In a world where we are provided with so much choice over what we do and how we do it (whatever your need, there’s an app for it), it’s almost comforting to have these basic controls taken away. It provides a fixed amount of time to sit back, relax, and…meditate. Yes, meditate. Ok, so you could opt to spend this time catching up on the latest news feeds on your iPhone, or take a sneak peek at your work inbox, which you are about to (unwillingly) face in about 20 mins anyway. Instead of tainting this time with the same frantic energy that already takes up most of my day, I choose to relish in the opportunity of having 20 uninterrupted minutes to myself.

Yes, you may be in uncomfortably close quarters, holding on to the too-high hand railing above you, occasionally bumping into your train neighbor during stops. And perhaps there is a funny aroma of which you can’t quite locate the origin. But all the better conditions for practicing finding your inner peace!

One of my favorite meditations to do on the train is imagining my energetic boundary, only 4 inches or so above my skin, completely incasing me. And from my solar plexus a clean white light burns brightly, filling my entire etheric body up to the boundary, cleansing me of negative energy and filling me with grace. I thank Lisa Rafel for introducing me to this beautiful meditation, and at this point the practice has become a pavlovian response each time I step onto the MUNI en route to work. It is undeniable that following this practice puts me in a calmer, more focused state of mind, and that the day simply flows more easily.

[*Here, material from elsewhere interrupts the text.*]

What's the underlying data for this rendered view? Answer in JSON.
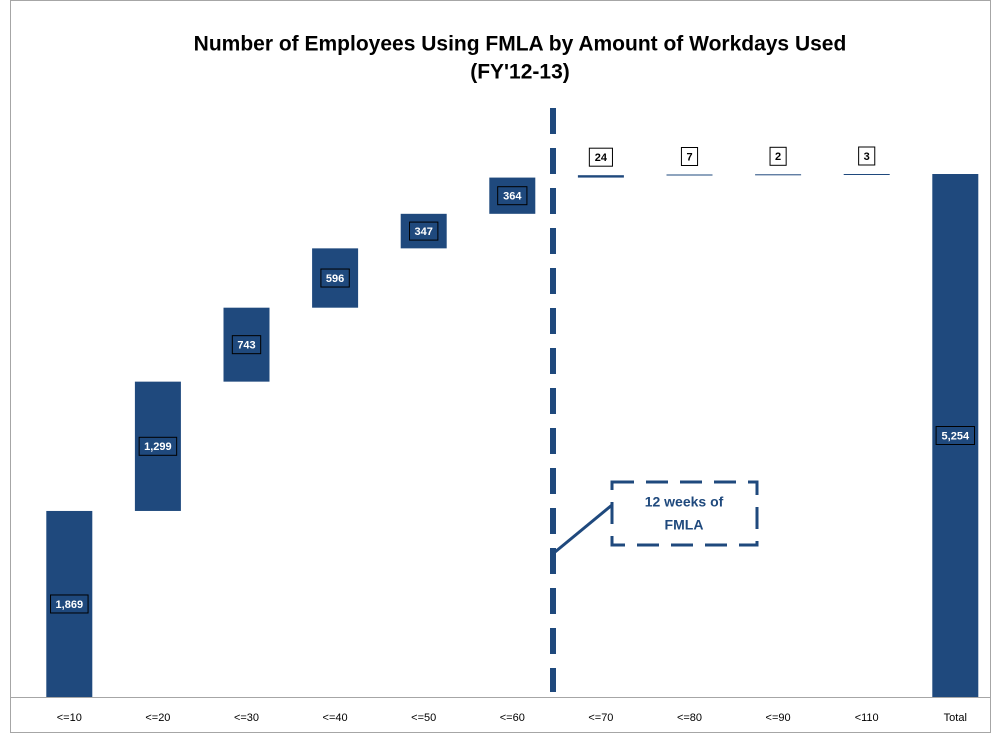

Aside from the obvious mental health benefit, the great thing about meditation is that it is completely undisruptive, and even unnoticeable. While it may help to have eyes closed when first learning this practice, I find it not necessary, and sometimes having eyes open makes for a more powerful experience. Imagine how much more pleasurable the train ride would be if everyone tuned into this higher frequency, instead of the frequency of their phones!